Drive east on highway 90, past suburbia and floating bridges until you hit the top, the mountain pass with the ski resort to the north and the long lake to your south. Everything looks the same for a while, until suddenly the trees stop. One second they’re there, the next, they’re not. You’ve left one Washington and entered another — the alien half, the desert half.
Time in the desert slows. Your walking is different, your breath is different — languid, pronounced. Not labored, just more aware. You’re more aware of everything here, like the missing humidity had to be replaced by something, a sixth sense still undiscovered by forest-dwelling city folk.
A collection of yurts in the middle of a desert winery. Glamping at its best. Adirondacks and wine and tawny rabbits nibbling on sage. Twenty feet from your door, the descent to the bottom of a gorge — the river below receded, hexagonal tiles baked into the dried mud. And wouldn’t you know it, down here with the lizards and the snakes and the cactus flowers, sits one beat up desk, gradually becoming the desert. The office-supply life, it follows you everywhere.

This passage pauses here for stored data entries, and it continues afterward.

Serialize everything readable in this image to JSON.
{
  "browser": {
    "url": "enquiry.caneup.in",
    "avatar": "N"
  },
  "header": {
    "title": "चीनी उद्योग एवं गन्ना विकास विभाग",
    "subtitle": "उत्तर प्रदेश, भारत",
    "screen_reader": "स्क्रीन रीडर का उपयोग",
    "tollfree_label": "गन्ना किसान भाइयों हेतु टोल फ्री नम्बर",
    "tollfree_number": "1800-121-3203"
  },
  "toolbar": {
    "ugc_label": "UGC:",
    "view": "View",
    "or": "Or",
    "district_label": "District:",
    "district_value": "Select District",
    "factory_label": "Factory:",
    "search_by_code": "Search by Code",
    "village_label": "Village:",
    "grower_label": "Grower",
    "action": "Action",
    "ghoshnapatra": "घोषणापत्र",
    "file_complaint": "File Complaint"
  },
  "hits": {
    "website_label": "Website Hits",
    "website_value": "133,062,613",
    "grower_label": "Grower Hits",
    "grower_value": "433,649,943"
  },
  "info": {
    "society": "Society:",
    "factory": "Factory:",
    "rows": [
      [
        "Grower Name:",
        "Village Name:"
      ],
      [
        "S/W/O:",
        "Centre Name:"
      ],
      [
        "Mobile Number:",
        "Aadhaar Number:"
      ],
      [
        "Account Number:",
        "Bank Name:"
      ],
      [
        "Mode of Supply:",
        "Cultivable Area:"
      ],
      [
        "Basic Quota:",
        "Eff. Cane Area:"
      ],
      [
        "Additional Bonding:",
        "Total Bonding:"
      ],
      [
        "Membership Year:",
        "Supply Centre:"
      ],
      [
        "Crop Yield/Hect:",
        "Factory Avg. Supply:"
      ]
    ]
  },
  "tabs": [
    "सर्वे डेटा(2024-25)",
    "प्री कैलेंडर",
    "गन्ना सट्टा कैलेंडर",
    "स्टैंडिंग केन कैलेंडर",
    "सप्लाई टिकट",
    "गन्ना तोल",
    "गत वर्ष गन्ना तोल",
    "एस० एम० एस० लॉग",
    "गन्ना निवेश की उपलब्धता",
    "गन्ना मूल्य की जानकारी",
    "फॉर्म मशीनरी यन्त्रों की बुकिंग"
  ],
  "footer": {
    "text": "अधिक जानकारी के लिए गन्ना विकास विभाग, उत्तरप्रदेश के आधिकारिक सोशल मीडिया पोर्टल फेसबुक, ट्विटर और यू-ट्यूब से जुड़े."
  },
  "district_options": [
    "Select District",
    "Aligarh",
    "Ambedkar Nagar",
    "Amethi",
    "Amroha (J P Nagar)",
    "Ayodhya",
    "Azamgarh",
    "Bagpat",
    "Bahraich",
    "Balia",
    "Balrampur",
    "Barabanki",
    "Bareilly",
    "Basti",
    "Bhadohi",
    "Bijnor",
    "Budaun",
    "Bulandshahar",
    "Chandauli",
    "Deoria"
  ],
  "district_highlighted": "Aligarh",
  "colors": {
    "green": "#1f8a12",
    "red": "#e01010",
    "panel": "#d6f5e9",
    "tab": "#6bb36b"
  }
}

Everything feels new and familiar and BIG. The vast space opens your brain and invites you to float from one thought to the next until you settle like pink dusk in the night. Record the thoughts acquired during such downtime, such non-thinking. Sift through them later, see what you find. Back to reality, desert memories rest heavy on the brain.
This is what happens when you read Barry Lopez shortly after your visit to the desert. You start speaking in second person, giving directives, knowing full well most people won’t end up in a yurt in the middle of the desert, day-dreaming and scheming. But then again, is that the point? Yurt Life is a state of mind — and its home turf be summer.